Runbooks go stale fast. After you use one, update it with what actually worked. After a quarter, audit the runbooks and delete ones that no longer apply (especially after big refactors).
Tuning alerts to reduce noise
Alert fatigue kills on-call. If you page for every blip, people ignore alerts and miss real fires. Smart alerting means:
Alert on outcomes, not details. Don't page for "error rate above 0.1%." Page for "error rate doubled." Use error alerting best practices to set thresholds that predict real impact.
Batch related errors. One issue with 100 events beats 100 alert rules. Use error grouping to collapse duplicates, then alert once.
Ignore harmless noise. Some errors (ResizeObserver warnings, CORS preflight failures) don't affect users. Configure your tracker to exclude them or mark low-severity so they don't page.
Page for new errors immediately. First time you've seen an error? It's likely a regression. For existing errors, only page if rate spikes. This catches regressions without noise.
Tools that make on-call bearable
A good error tracker is table stakes. When you're on-call, you need fast issue grouping so you see the root cause instead of 10,000 duplicate records, rich context (stack traces, breadcrumbs, affected users, release info) so you triage in seconds, source links to jump straight to the broken code, and distributed tracing to follow a request across services.
Beyond error tracking, keep your runbooks in a shared wiki (Google Docs, Confluence, or GitHub) so the team can update them on the fly. Maintain an on-call log where people post "I restarted X" or "Rolled back the 3 p.m. deploy" — future rotations learn fast from what worked. Use your error tracker's alerts as the single source of truth; don't duplicate pages via Slack bots. Let the error tracker notify directly, and reserve Slack for incident discussion.
Measuring on-call health and building a culture that works
After a few rotations, ask yourself:
- How often is the on-call engineer paged? (Target: 1–2 times per week for a stable team.)
- How long does it take to diagnose issues? (Target: under 5 minutes for most alerts, under 15 for hard ones.)
- How many pages are actually user-facing issues vs. noise? (Target: >70% user-facing.)
- Are people burning out? (If yes, lighten the rotation or improve alert tuning.)
Mean-time-to-resolution (MTTR) is the metric that matters most. If your alerts are good and your runbooks are clear, MTTR should be under 15 minutes for most issues. If it's regularly over an hour, something's broken — either the runbooks are stale, the alerts are vague, or the on-call engineer lacks context.
Being on-call isn't glamorous. It means staying near a laptop, context-switching, and occasionally losing sleep. But it's also the fastest way to learn your system. You see what breaks, why it breaks, and how to fix it. After a few weeks on rotation, you know your codebase better than code review alone could teach you.
The best on-call cultures treat it as a skill, not a chore. Invest in runbooks, tune alerts ruthlessly, and support people carrying the pager. The payoff is a team that ships confidently because they know production isn't a mystery.
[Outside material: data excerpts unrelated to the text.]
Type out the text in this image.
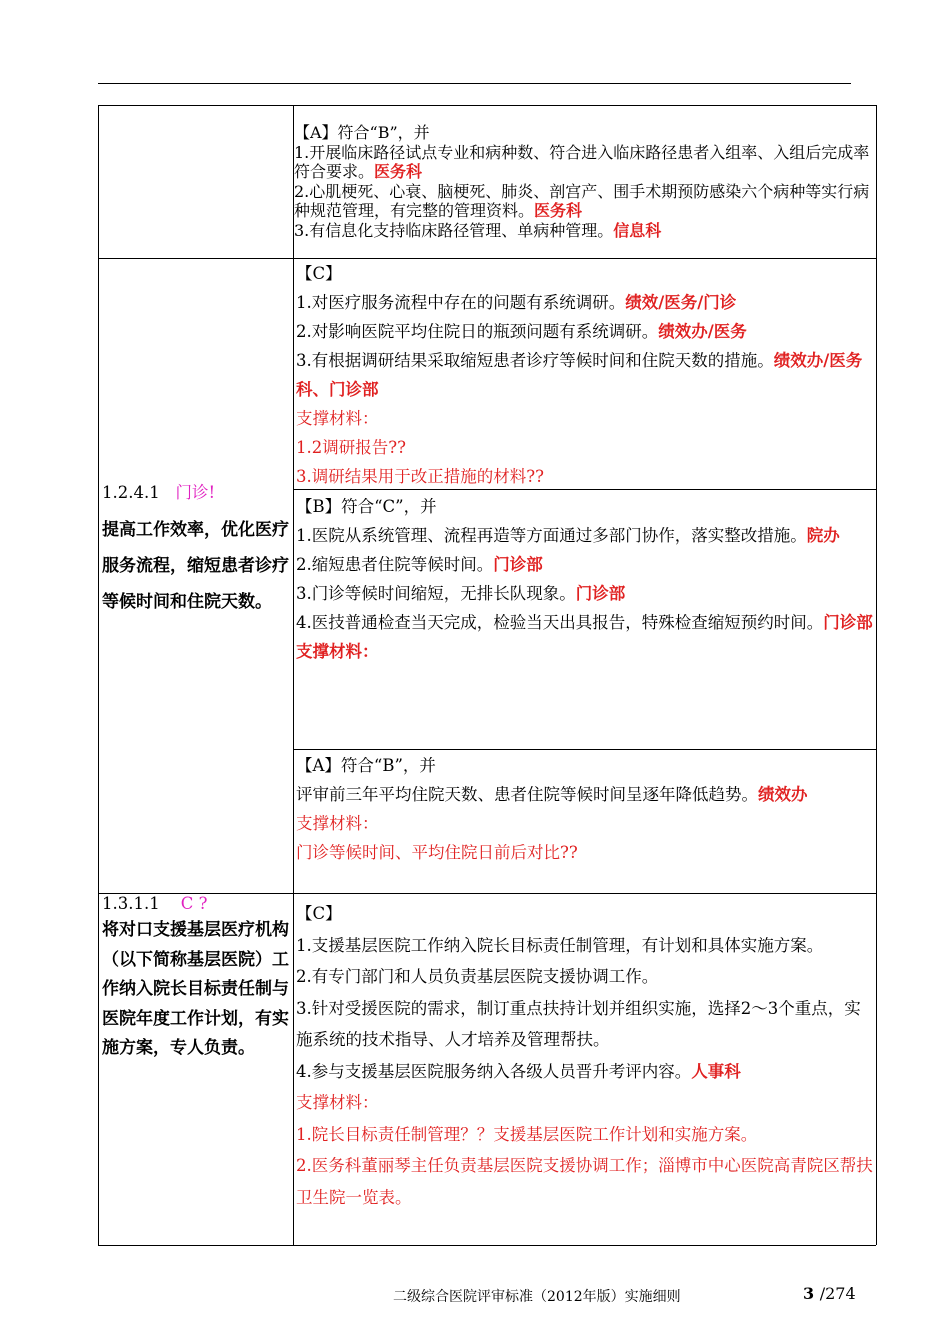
【A】符合“B”，并
1.开展临床路径试点专业和病种数、符合进入临床路径患者入组率、入组后完成率符合要求。医务科
2.心肌梗死、心衰、脑梗死、肺炎、剖宫产、围手术期预防感染六个病种等实行病种规范管理，有完整的管理资料。医务科
3.有信息化支持临床路径管理、单病种管理。信息科
1.2.4.1 门诊!
提高工作效率，优化医疗服务流程，缩短患者诊疗等候时间和住院天数。
【C】
1.对医疗服务流程中存在的问题有系统调研。绩效/医务/门诊
2.对影响医院平均住院日的瓶颈问题有系统调研。绩效办/医务
3.有根据调研结果采取缩短患者诊疗等候时间和住院天数的措施。绩效办/医务科、门诊部
支撑材料：
1.2调研报告??
3.调研结果用于改正措施的材料??
【B】符合“C”，并
1.医院从系统管理、流程再造等方面通过多部门协作，落实整改措施。院办
2.缩短患者住院等候时间。门诊部
3.门诊等候时间缩短，无排长队现象。门诊部
4.医技普通检查当天完成，检验当天出具报告，特殊检查缩短预约时间。门诊部
支撑材料：
【A】符合“B”，并
评审前三年平均住院天数、患者住院等候时间呈逐年降低趋势。绩效办
支撑材料：
门诊等候时间、平均住院日前后对比??
1.3.1.1 C ?
将对口支援基层医疗机构（以下简称基层医院）工作纳入院长目标责任制与医院年度工作计划，有实施方案，专人负责。
【C】
1.支援基层医院工作纳入院长目标责任制管理，有计划和具体实施方案。
2.有专门部门和人员负责基层医院支援协调工作。
3.针对受援医院的需求，制订重点扶持计划并组织实施，选择2～3个重点，实施系统的技术指导、人才培养及管理帮扶。
4.参与支援基层医院服务纳入各级人员晋升考评内容。人事科
支撑材料：
1.院长目标责任制管理？？支援基层医院工作计划和实施方案。
2.医务科董丽琴主任负责基层医院支援协调工作；淄博市中心医院高青院区帮扶卫生院一览表。
二级综合医院评审标准（2012年版）实施细则	3 /274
Start tracking errors in minutes
Set up error alerts and track issues from the moment they hit production — sign up for LightTrace free to monitor errors and keep your on-call rotation sane.
On-call works when everyone knows the plan: what pages you, how fast you need to respond, and when to call for backup. With a solid error tracker, clear runbooks, and fair rotations, on-call becomes a routine part of shipping instead of an all-hands emergency.